At this time, BFR is most recommended to attenuate losses in hypertrophy and strength in conditions when traditional, high loads are either not indicated nor appropriate given the pathology in question. In addition, post-operative conditions of the lower extremity or injuries requiring immobilization are ideal candidates for BFR. BFR has been shown to have an additive effect when used with neuromuscular electrical stimulation (NMES)31–33 and the sports physical therapist should consider using it as an adjunct to traditional use of NMES. BFR is helpful for reducing pain and increasing strength in those whose symptoms may be exacerbated by high loads, such as advanced osteoarthritis of the knee;34,35 however, it should be noted that the benefit of BFR in this particular population is in question in regards to clinical outcomes.36 In the upper extremity, the benefits of improved strength and hypertrophy37,38 may be realized in rotator cuff repairs, Bankart repairs, SLAP repairs, or bicep/pectoral tendon repairs, but there is a less data on diagnosis-specific benefits of BFR in the upper extremity. Regardless of diagnosis, BFR should be used as a supplement to or to augment traditional loading progressions rather than a replacement of these methods.

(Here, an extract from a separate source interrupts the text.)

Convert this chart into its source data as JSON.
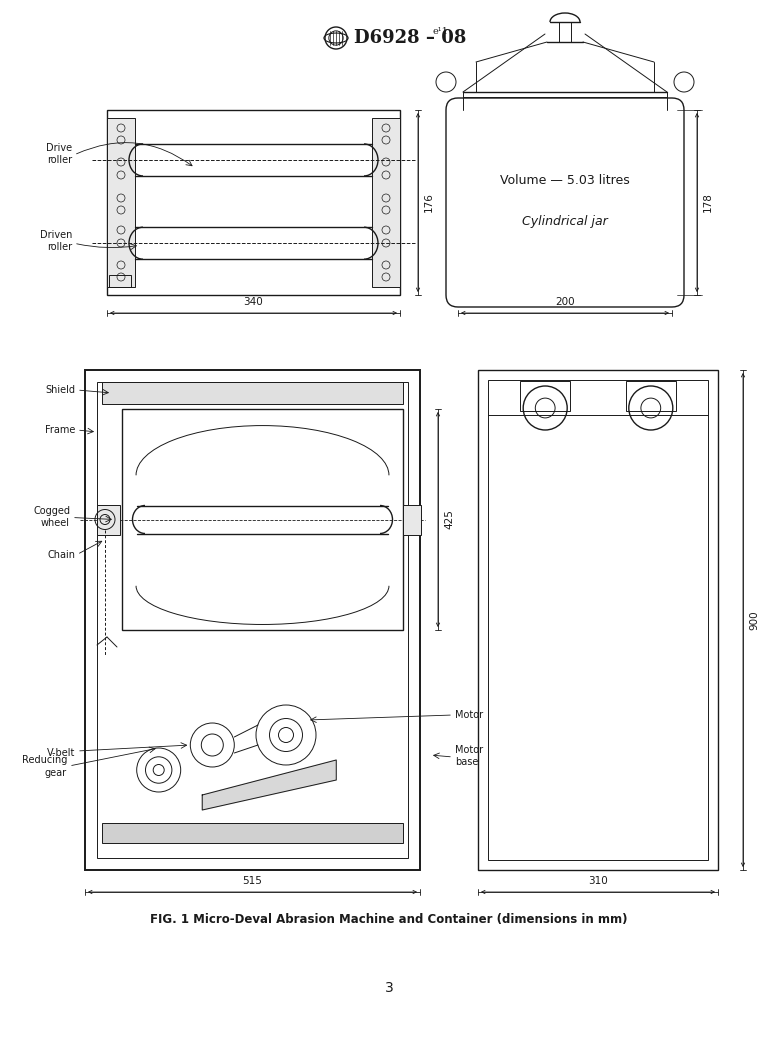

While it appears that higher arterial occlusion pressures (AOP) are more beneficial, a range of 40-80% of AOP could be used if greater pressures are not tolerated by the patient or athlete. AOP should be determined by either Doppler ultrasound or pulse oximetry in the absence of personalized systems. Loading should be anywhere from 20-40% of one repetition-maximum (1RM), and this could be determined by a 10RM estimate, using the uninvolved limb as reference, or a load equivalent to 2-3 on the RPE scale. Usually, a minimum of 2-3 sets but up to 5 sets per exercise are recommended with anywhere from 45-75 repetitions per exercise. The lower end of this repetition scheme is assuming at least 1-2 sets are performed to failure.39 One or two sets to failure is encouraged to maximize the hypertrophic effects.39,40 While the primary indications are listed above, there is evidence that BFR can be used to augment aerobic training at 30-50% of heart rate reserve (HRR) through either walking or use of other cardiovascular activities such as cycling or elliptical trainers.3–7 Additionally, studies have shown a benefit of BFR for improvements in VO2 Max.41–44 The benefits of BFR for performance training are likely indirect. Strength is the foundation of athletic performance and, therefore, increasing strength should improve power, but this may or may not transfer to actual improvements in sports performance. Thus, more power during strength training exercises may not transfer to improvements in batting average, shot percentage, or rushing yards, for example. It is not recommended that BFR be used prior to explosive activities due to BFR exercises being performed at or near volitional fatigue. While it is early to make any definitive conclusions, there is some early evidence that ischemic preconditioning may enhance recovery after athletic performance,45–49 but evidence to the contrary exists as well.50,51

While BFR appears to be a very promising and exciting innovation in our field, it is important to keep in mind that accepted, proven training practices and principles are not abandoned. Prior to incorporation of BFR training clinicians should ask themselves several questions. Why are more traditional methods not working? Has traditional exercise been dosed and loaded correctly? Has the clinician adhered to the principle of progressive overload? Is there an issue with programming that is prohibiting making the desired improvements? When an athlete is appropriate for higher loading, they should have higher loads. BFR should augment or be a supplement to traditional training methods when appropriate, not a replacement. While there a number of encouraging, positive studies on BFR, we still have so much to learn. The author encourages the reader to investigate the science, mechanisms, applications, clinical usage, and seek answers to clinical inquiries – but continue using proven, evidence supported methods for resistance training.